Depending on the arity of the returned function (0, 1, …, K), the last (K, K-1, K-2, …, 2, 1, 0) arguments of the function call:

$f($y1, $y2, . . . , $yN) ($z1, $z2, . . . , $zk)

are unneeded and it is logical that they would not need to be evaluated.

So, the actual arity of the result of calling $f is a guard for the arguments of a call to this function-result.

Thus, one more bullet needs to be added to [2.4.5 Guarded Expressions] https://qt4cg.org/specifications/xquery-40/xpath-40.html#id-guarded-expressions), specifying an additional guard-type:

  • In an expression of the type E(A1, A2, ..., AN) any of the arguments AK is guarded by the condition actual-arity(E) ge K. This rule has the consequence that if the actual arity of E() is less than K then if any argument Am (where m >= K) is evaluated, this must not raise a dynamic error.
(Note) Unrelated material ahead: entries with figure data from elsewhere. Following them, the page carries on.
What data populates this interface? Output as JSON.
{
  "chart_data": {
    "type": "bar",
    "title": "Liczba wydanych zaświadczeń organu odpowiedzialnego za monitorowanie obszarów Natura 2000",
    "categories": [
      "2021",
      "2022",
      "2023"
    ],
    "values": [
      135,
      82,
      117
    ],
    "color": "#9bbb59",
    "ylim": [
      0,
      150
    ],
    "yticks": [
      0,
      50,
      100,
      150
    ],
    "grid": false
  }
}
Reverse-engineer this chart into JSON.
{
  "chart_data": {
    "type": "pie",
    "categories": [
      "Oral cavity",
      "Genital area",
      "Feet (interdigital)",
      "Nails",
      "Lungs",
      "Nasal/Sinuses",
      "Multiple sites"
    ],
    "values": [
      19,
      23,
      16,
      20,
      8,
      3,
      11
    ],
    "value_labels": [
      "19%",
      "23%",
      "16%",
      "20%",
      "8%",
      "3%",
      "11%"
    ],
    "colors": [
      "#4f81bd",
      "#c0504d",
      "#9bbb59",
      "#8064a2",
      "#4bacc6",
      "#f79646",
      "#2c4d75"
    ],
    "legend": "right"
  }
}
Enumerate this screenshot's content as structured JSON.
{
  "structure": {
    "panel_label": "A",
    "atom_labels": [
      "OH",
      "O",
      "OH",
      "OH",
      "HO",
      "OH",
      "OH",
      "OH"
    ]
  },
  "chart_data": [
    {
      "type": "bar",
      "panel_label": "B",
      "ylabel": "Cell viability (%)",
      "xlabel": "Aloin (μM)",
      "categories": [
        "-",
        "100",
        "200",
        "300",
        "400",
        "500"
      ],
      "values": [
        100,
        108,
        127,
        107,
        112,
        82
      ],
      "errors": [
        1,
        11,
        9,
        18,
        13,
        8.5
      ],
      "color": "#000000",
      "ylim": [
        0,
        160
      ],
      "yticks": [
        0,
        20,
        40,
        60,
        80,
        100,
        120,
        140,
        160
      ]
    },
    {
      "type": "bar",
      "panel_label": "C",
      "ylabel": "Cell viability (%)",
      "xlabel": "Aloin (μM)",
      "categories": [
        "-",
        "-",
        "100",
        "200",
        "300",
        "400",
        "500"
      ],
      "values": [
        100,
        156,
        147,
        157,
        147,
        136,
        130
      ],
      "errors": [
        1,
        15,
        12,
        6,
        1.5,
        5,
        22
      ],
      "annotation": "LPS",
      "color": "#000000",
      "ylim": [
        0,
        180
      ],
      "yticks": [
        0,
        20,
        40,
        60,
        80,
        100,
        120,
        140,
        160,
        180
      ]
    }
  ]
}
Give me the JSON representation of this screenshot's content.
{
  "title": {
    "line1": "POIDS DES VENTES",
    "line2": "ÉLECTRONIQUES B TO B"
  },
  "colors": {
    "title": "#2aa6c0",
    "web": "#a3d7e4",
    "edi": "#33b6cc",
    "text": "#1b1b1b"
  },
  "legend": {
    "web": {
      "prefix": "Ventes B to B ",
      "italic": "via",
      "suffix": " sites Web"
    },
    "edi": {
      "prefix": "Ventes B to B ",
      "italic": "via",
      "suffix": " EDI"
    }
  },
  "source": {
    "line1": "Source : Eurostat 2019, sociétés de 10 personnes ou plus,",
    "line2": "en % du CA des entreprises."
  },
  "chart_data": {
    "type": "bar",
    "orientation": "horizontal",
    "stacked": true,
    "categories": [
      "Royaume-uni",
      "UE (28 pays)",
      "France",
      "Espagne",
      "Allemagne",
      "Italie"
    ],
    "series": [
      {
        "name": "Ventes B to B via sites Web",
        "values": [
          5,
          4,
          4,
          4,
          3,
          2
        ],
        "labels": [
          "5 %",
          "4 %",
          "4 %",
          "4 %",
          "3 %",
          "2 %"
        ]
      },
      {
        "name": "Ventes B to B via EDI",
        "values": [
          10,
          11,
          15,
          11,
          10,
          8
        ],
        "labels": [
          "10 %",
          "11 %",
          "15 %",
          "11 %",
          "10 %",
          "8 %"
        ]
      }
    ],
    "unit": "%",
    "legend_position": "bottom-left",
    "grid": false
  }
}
An implementation may base on the actual arity of E() its decision for the evaluation of the arguments.

Issue #298 created #created-298

02 Jan at 15:36:58 GMT
Abstract supertype for map and array

I've been wondering whether there would be any mileage in introducing an abstract super type for map() and array(), perhaps called lookup(). This would basically treat an array as a map with integer keys.

This would allow a cleaner type signature for map:find() and any future functions such as xx:search() that work both on maps and arrays. It might simplify the description of the lookup operator "?". For functions that already exist in both the map and array namespaces, such as get(), we could introduce a unified function in the fn namespace with the cosmetic benefit of reducing the need for namespace prefixes and namespace declarations.

I'm still keen to find a better way of doing iteration, filtering, mapping, and construction of maps and arrays, and I think this might be a useful stepping stone.